Difference Between Positive and Negative Symptoms of Schizophrenia

Positive symptoms of schizophrenia and negative symptoms of schizophrenia define the illness and disrupt lives. What are the differences between them? Find out on HealthyPlace. Among schizophrenia’s many types of symptoms—cognitive, neurological, behavioral, and emotional—are categories known as positive symptoms of schizophrenia and negative symptoms of schizophrenia. Most schizophrenia symptoms in the DSM-5 fall into these two categories, and it’s the positive symptoms and negative symptoms that are the defining features of the mental illness we call schizophrenia.

Schizophrenia is an illness of the brain with a whole constellation of characteristics. The symptoms represent a range of experiences someone living with this serious mental illness can face. Everyone will possess some combination of symptoms, but no one has all of them (Are Schizophrenia Symptoms in Males and Females Different?).

By definition, schizophrenia involves having some positive symptoms and some negative symptoms. The positive and the negative symptoms exist together and comprise this serious mental illness.

Positive and Negative Symptoms of Schizophrenia Can Be Confusing

The terms “positive” and “negative” can be misleading. They sound like judgments, as if the positive symptoms are good and the negative symptoms are bad. This isn’t the case, however. “Positive” symptoms refer to characteristics that are added to someone’s state of being. “Negative” symptoms, in contrast, are characteristics that are removed from the person’s state of being.
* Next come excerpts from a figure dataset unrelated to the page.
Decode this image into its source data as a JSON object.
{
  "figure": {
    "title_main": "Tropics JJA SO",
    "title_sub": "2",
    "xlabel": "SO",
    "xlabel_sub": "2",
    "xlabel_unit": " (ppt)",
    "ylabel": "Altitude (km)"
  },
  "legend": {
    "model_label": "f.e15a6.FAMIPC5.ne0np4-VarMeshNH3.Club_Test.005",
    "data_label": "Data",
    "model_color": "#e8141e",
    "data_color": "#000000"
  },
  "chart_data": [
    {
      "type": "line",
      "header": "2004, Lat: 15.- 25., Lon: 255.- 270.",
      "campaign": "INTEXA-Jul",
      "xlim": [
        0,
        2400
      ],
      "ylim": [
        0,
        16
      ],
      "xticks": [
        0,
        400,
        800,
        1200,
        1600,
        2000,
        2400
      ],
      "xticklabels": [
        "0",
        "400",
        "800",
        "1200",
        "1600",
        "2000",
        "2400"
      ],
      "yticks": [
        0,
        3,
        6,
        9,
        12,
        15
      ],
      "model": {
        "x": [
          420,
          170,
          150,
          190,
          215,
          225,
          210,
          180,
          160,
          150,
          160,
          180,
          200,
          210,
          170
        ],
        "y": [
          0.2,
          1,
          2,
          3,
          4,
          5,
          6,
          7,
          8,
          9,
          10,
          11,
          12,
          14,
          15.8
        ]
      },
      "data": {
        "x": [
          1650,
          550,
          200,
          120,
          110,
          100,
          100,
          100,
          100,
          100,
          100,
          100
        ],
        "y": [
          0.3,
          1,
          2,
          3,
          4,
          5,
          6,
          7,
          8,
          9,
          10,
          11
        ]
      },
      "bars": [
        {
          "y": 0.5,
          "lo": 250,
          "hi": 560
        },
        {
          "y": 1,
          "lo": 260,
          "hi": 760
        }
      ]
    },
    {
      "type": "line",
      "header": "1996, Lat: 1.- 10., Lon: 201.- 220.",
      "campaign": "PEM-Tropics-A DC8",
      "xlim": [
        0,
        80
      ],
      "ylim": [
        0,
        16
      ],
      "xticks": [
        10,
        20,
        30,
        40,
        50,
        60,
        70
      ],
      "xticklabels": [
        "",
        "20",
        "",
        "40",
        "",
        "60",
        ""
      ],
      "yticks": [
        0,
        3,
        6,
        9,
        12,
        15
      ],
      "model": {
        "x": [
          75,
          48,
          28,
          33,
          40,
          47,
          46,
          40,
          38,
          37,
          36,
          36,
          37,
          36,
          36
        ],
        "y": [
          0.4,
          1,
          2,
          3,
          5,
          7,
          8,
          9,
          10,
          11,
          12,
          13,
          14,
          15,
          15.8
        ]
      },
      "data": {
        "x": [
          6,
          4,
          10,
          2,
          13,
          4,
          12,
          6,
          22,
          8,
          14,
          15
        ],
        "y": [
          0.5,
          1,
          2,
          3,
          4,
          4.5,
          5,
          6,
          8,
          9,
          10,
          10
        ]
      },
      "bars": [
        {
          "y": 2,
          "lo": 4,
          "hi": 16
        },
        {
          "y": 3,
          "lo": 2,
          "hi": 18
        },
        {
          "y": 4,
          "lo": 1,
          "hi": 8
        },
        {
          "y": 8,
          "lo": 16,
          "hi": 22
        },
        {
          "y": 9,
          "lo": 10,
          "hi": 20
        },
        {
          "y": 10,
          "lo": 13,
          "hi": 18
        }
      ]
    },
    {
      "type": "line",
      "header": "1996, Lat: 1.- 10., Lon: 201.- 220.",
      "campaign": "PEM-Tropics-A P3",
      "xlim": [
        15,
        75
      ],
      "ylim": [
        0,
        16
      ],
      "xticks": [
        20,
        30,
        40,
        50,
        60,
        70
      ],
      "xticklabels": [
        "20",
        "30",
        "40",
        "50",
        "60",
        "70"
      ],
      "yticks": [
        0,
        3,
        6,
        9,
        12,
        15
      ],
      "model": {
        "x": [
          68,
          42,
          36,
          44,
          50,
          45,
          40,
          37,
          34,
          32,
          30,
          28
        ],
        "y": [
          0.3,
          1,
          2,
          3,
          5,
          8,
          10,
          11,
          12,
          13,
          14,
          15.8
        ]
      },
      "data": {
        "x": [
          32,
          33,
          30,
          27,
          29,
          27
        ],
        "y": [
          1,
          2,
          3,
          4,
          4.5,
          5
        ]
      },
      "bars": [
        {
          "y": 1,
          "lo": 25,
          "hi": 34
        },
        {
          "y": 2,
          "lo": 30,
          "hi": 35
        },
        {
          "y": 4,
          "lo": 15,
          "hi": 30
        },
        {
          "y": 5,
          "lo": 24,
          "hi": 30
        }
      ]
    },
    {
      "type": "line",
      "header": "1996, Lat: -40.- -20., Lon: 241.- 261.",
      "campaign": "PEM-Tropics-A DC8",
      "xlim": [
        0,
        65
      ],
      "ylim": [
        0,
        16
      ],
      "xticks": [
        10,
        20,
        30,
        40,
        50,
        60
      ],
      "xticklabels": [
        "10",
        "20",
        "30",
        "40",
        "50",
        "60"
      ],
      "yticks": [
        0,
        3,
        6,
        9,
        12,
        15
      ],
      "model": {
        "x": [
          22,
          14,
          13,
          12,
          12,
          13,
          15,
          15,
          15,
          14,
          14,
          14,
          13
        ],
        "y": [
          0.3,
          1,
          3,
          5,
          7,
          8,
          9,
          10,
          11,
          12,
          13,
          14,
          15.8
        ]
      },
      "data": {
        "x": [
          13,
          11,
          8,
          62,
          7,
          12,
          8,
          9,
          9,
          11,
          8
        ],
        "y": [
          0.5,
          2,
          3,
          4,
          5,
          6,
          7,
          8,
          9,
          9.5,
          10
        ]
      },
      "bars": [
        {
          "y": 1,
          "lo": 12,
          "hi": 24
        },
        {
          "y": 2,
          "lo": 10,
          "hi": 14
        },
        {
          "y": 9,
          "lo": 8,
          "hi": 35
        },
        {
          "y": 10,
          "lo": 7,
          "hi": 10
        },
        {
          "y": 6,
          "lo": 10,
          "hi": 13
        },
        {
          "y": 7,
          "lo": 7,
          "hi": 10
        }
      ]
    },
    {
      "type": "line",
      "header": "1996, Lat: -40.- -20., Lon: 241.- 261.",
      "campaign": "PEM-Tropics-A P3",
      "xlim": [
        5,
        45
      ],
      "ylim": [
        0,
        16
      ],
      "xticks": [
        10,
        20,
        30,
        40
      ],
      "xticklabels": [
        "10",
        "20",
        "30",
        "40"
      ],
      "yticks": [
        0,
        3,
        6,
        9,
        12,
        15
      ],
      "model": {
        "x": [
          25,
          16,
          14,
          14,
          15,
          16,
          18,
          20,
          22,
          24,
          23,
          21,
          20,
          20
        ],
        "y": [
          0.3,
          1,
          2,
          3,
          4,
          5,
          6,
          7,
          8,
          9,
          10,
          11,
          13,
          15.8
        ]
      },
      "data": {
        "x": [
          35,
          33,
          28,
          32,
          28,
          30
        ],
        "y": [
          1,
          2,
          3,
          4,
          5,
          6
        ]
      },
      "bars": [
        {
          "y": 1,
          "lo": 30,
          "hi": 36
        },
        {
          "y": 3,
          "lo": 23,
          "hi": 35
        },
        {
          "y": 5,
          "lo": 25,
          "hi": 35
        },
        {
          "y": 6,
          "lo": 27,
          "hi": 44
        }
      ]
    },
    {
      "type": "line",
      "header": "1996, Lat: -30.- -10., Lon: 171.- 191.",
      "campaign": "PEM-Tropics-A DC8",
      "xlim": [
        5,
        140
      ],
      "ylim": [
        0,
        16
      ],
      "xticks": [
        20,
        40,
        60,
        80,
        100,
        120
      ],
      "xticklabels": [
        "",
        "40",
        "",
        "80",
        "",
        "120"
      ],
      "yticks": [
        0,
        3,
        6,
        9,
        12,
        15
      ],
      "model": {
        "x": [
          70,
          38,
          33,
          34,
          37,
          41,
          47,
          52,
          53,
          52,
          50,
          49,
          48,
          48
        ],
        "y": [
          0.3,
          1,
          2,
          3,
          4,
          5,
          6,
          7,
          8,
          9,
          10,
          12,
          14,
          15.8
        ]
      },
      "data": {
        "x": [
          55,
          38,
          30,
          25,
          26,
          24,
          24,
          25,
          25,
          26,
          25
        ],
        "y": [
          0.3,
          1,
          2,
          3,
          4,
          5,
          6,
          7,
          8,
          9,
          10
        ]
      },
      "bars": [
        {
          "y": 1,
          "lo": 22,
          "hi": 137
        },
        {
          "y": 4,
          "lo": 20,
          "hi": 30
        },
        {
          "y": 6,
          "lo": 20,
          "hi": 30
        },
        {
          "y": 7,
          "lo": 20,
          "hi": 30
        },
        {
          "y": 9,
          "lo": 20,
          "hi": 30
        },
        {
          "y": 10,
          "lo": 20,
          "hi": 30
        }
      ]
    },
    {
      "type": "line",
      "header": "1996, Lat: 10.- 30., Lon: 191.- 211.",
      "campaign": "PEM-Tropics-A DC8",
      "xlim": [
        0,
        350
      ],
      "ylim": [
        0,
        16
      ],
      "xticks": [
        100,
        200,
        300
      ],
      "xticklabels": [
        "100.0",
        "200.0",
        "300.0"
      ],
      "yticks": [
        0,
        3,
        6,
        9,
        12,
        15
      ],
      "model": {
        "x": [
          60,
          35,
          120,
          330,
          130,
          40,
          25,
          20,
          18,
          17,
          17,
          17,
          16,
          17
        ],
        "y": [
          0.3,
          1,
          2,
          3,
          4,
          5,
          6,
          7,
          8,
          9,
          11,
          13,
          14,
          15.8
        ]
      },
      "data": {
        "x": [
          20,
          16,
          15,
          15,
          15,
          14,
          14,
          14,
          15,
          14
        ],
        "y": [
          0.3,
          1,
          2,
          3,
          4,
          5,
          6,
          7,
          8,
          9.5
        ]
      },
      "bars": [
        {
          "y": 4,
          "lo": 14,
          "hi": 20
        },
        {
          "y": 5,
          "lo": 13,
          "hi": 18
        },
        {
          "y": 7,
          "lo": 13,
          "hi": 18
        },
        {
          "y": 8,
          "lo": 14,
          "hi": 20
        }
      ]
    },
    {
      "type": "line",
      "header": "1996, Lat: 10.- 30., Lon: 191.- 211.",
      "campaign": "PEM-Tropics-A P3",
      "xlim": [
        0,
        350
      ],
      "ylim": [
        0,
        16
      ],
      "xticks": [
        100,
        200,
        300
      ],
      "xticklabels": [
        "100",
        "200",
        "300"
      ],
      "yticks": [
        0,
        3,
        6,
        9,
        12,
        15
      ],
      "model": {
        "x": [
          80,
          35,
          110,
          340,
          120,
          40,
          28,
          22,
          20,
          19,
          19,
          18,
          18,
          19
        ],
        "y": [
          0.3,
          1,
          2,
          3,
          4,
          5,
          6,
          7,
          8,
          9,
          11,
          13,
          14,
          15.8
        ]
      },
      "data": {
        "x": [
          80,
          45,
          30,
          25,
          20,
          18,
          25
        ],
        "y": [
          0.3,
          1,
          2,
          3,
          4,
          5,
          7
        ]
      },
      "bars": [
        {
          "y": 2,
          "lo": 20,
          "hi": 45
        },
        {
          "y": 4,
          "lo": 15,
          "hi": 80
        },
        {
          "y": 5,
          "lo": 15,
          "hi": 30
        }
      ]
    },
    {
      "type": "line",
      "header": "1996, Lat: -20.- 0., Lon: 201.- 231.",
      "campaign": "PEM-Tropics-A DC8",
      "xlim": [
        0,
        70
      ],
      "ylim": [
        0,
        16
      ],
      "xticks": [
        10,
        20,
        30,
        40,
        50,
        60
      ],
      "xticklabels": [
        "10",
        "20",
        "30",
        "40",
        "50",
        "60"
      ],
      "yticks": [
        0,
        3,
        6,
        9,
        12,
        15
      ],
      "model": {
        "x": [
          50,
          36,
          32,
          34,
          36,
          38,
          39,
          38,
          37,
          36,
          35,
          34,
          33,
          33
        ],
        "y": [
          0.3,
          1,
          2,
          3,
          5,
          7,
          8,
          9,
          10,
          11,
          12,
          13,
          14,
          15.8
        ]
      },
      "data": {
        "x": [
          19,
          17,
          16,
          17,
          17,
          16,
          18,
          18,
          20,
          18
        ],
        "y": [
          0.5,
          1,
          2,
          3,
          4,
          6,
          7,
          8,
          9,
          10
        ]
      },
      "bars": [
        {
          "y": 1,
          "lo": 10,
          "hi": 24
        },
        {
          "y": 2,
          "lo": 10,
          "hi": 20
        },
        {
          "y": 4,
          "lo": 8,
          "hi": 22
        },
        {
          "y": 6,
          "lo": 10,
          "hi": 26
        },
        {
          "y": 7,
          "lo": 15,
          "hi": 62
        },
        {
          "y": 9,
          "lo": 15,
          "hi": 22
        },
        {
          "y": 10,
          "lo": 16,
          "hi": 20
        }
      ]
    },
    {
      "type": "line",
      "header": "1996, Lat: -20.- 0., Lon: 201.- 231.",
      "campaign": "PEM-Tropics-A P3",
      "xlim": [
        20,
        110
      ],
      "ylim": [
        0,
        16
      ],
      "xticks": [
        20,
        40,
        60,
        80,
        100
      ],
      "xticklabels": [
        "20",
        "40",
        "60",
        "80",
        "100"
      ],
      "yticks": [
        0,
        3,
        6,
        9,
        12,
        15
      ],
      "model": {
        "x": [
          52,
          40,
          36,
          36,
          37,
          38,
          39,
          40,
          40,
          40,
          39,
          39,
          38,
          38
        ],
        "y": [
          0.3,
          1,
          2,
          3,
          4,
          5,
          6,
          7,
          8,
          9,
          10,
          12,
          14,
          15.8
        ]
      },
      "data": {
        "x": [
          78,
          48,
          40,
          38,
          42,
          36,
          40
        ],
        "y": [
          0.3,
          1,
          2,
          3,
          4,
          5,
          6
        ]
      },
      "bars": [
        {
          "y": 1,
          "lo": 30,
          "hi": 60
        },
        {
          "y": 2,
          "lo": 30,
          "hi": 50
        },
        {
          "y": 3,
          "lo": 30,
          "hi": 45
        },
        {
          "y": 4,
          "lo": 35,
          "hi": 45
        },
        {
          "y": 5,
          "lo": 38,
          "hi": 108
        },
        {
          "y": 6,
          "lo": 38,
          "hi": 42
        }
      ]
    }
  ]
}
The difference between positive and negative symptoms of schizophrenia is what they do to the person who is living with schizophrenia. Both types of symptoms impact the way he interacts with the world around him and within him. Schizophrenia positive symptoms create distortions and new ways of experiencing the world, while schizophrenia negative symptoms take things away.

Schizophrenia Positive Symptoms

The positive symptoms of schizophrenia involve hallucinations, delusions, disorganized speech, and disorganized or catatonic behavior.

  • Hallucinations add things to sensory perceptions. Someone with schizophrenia might see, hear, feel, smell, or taste things that aren’t real.
  • Delusions add distortions to someone’s thoughts. She will think and believe things that aren’t logical or real.
  • Disorganized speech means that someone’s speech is difficult to follow or understand. He might get off track during a conversation or respond in ways that don’t make sense. Processes added to what usually happens in the brain cause this disorganization and difficulty in communication.
  • Disorganized behavior can be erratic, inappropriate, or bizarre. Patterns of interacting with the world are added to her “normal” patterns of interaction.
  • Catatonic behavior is withdrawn, can involve unusual positioning of the body, sitting in silence, staring at nothing. As with disorganized behavior, a different behavior pattern has been added to the person’s way of being in the world.

Schizophrenia Negative Symptoms

The negative symptoms of schizophrenia diminish the brain’s ability to process certain experiences and to respond or behave in particular ways. This can lead to:

  • Flat affect, where someone can’t show emotion and even the ability to smile is taken away
  • Decreased motivation and goal-driven behavior
  • Inability to make and pursue goals
  • Slowed reaction to other people, events, and happenings
  • Diminished speech (instead of disorganized, it is barely there; known as alosia)
  • Loss of ability to fully care about people or events (apathy)
  • Loss of ability to feel pleasure or happiness (anhedonia)

Someone with schizophrenia experiences some combination of both positive and negative symptoms. Whether they’re positive symptoms of schizophrenia, adding unwanted and unnecessary experiences and characteristics to the person or are negative symptoms of schizophrenia, removing desirable features, these symptoms greatly disrupt someone’s life, how he experiences it, and how he lives it.